Pero hagamos un paso más. Hagámonos otra pregunta: ¿Cómo los que creemos en Cristo resucitado, vivo, vivimos nosotros vinculados a su vida? Y la respuesta será: la consecuencia de nuestra fe en Cristo vivo, es que nosotros creemos que su Espíritu -aquel Espíritu de Dios que dicen los evangelios que estaba en él- está en nosotros. El tiempo de Pascua debe significar para los cristianos un progreso en esta fe en el Espíritu de Jesucristo que penetra, ilumina, fortalece, nuestro camino. Porque es gracias a que el Espíritu Santo está presente en mí, en ti, en cada uno de nosotros, que yo, tú, todos nosotros, estamos injertados, vinculados con Jesucristo resucitado.

Las lecturas que hemos escuchado nos muestran cómo en primer lugar los apóstoles son testigos de la resurrección del Señor y de ahí la importancia del testimonio apostólico: la resurrección de Jesús es el corazón de la predicación y de la fe cristiana. Este gran acontecimiento, sólo se puede aceptar desde la fe, pues no es un hecho constatable físicamente, puesto que la palabra de Dios nos describe ciertos signos, pero no nos dice en qué consistió el hecho mismo de la resurrección, ya que constituye un acontecimiento, como lo dice el catecismo de la Iglesia católica, histórico, porque sucedió en un tiempo determinado, pero a la vez trascendente, porque sobrepasa las barreras espacio  temporales. Los signos han de ser interpretados no en su actualidad material, sino que deben ser interpretados, desde la óptica de la fe, trascendiendo  su mera materialidad: “el otro discípulo, vio y creyó”. Esta es la finalidad. Por otra parte, el discurso de Pedro está estructurado en cuatro etapas: bautismo de Jesús, ministerio en Galilea, muerte y resurrección y vivida por la comunidad cristiana como la raíz y fundamento de su existir y su creer. 
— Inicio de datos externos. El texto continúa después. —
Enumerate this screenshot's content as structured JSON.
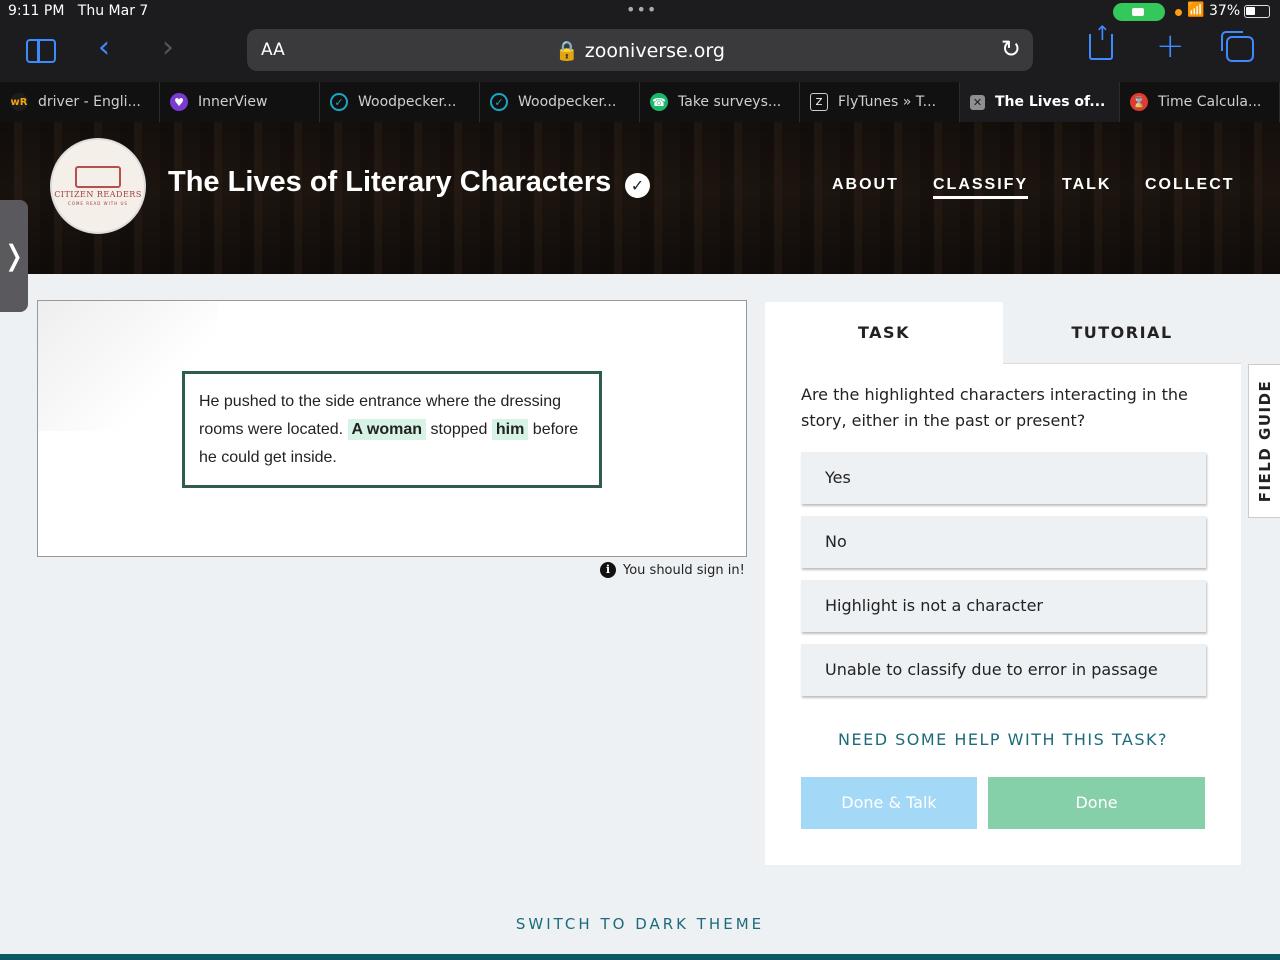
{
  "status_bar": {
    "time": "9:11 PM",
    "date": "Thu Mar 7",
    "battery": "37%"
  },
  "browser": {
    "text_size_label": "AA",
    "url": "zooniverse.org",
    "tabs": [
      {
        "label": "driver - Engli...",
        "favicon": "wr-icon",
        "color": "#f2a40a"
      },
      {
        "label": "InnerView",
        "favicon": "innerview-icon",
        "color": "#7a3bd1"
      },
      {
        "label": "Woodpecker...",
        "favicon": "woodpecker-icon",
        "color": "#1aa6c4"
      },
      {
        "label": "Woodpecker...",
        "favicon": "woodpecker-icon",
        "color": "#1aa6c4"
      },
      {
        "label": "Take surveys...",
        "favicon": "survey-icon",
        "color": "#19b86b"
      },
      {
        "label": "FlyTunes » T...",
        "favicon": "flytunes-icon",
        "color": "#333333"
      },
      {
        "label": "The Lives of...",
        "favicon": "close-tab-icon",
        "color": "#888888"
      },
      {
        "label": "Time Calcula...",
        "favicon": "hourglass-icon",
        "color": "#e03b2f"
      }
    ]
  },
  "project": {
    "logo_text": "CITIZEN READERS",
    "logo_tagline": "COME READ WITH US",
    "title": "The Lives of Literary Characters",
    "nav": [
      "ABOUT",
      "CLASSIFY",
      "TALK",
      "COLLECT"
    ]
  },
  "subject": {
    "before": "He pushed to the side entrance where the dressing rooms were located.",
    "highlight1": "A woman",
    "middle": "stopped",
    "highlight2": "him",
    "after": "before he could get inside.",
    "sign_in_notice": "You should sign in!"
  },
  "task_panel": {
    "tab_task": "TASK",
    "tab_tutorial": "TUTORIAL",
    "question": "Are the highlighted characters interacting in the story, either in the past or present?",
    "answers": [
      "Yes",
      "No",
      "Highlight is not a character",
      "Unable to classify due to error in passage"
    ],
    "help_link": "NEED SOME HELP WITH THIS TASK?",
    "done_talk_label": "Done & Talk",
    "done_label": "Done"
  },
  "field_guide_label": "FIELD GUIDE",
  "theme_switch_label": "SWITCH TO DARK THEME",
  "colors": {
    "accent": "#1d6b7a",
    "passage_border": "#2e5e4b",
    "highlight": "#d6f3e5",
    "done": "#85d0a8",
    "done_talk": "#a3d8f7"
  }
}
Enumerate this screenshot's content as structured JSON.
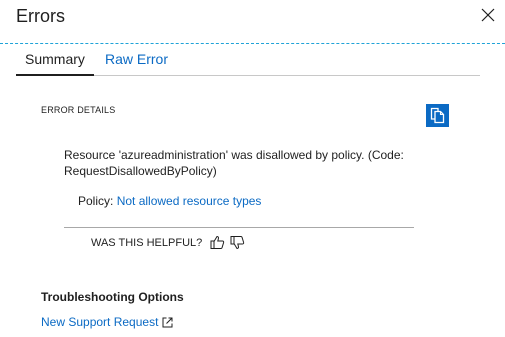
{
  "header": {
    "title": "Errors",
    "close_icon": "close-icon"
  },
  "tabs": [
    {
      "label": "Summary",
      "active": true
    },
    {
      "label": "Raw Error",
      "active": false
    }
  ],
  "error_details": {
    "section_label": "ERROR DETAILS",
    "copy_icon": "copy-icon",
    "message": "Resource 'azureadministration' was disallowed by policy. (Code: RequestDisallowedByPolicy)",
    "policy_label": "Policy:",
    "policy_link": "Not allowed resource types"
  },
  "feedback": {
    "question": "WAS THIS HELPFUL?",
    "thumbs_up_icon": "thumbs-up-icon",
    "thumbs_down_icon": "thumbs-down-icon"
  },
  "troubleshooting": {
    "heading": "Troubleshooting Options",
    "support_link": "New Support Request",
    "external_icon": "external-link-icon"
  },
  "colors": {
    "accent_blue": "#0b6ac4",
    "divider_blue": "#1fa3d8",
    "text": "#1f1f1f"
  }
}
En el Evangelio se nos describe cómo María magdalena se dirige al sepulcro, ella “amó a Cristo, vivo, muerto y Resucitado”, como nos dice un libro titulado, “El amor de Magdalena”.   El amor auténtico pide eternidad. Amar a otra persona es decirle «tú no morirás nunca» – como decía Gabriel Marcel. De ahí el temor a perder el ser amado. María Magdalena no podía creer en la muerte del Maestro. Invadida por una profunda pena se acerca al sepulcro. Ante la pregunta de los dos ángeles, no es capaz de admirarse. Sí, la muerte es dramática. Nos toca fuertemente. Sin Jesús Resucitado, carecería de sentido. «Mujer: ¿Por qué lloras? ¿A quién buscas?» Cuántas veces, Cristo se nos pone delante y nos repite las mismas preguntas. María no entendió. No era capaz de reconocerlo.

Así son nuestros momentos de lucha, de oscuridad y de dificultad. «¡María!» Es entonces cuando, al oír su nombre, se le abren los ojos y descubre al maestro: «Rabboni».. Nos hemos acostumbrado a pensar que la resurrección es sólo una cosa que nos espera al otro lado de la muerte. Y nadie piensa que la resurrección es también, entrar «más» en la vida. Que la resurrección es algo que Dios da a todo el que la pide, siempre que, después de pedirla, sigan luchando por resucitar cada día. «La Iglesia ofrece a los hombres el Evangelio, documento profético, que responde a las exigencias y aspiraciones del corazón humano y que es siempre “Buena Nueva”.

La Iglesia no puede dejar de proclamar que Jesús vino a revelar el rostro de Dios y alcanzar, mediante la cruz y la resurrección, la salvación para todos los hombres». (Redemptoris Missio, n. 11) En las situaciones límites se aprende a estimar las realidades sencillas que hacen posible la vida. Todo adquiere entonces sumo valor y adquiere sentimientos de gratitud. «He visto al Señor» – exclamó María. Esta debe ser nuestra actitud. Gratitud por haber visto al Señor, porque nos ha manifestado su amor y, como a María, nos ha llamado por nuestro nombre para anunciar la alegría de su Resurrección a todos los hombres. Que la gracia de estos días sacros que hemos vivido sea tal, que no podamos contener esa necesidad imperiosa de proclamarla, de compartirla con los demás. Vayamos y contemos a nuestros hermanos, como María Magdalena, lo que hemos visto y oído. Esto es lo que significa ser cristianos, ser enviados, ser apóstoles de verdad.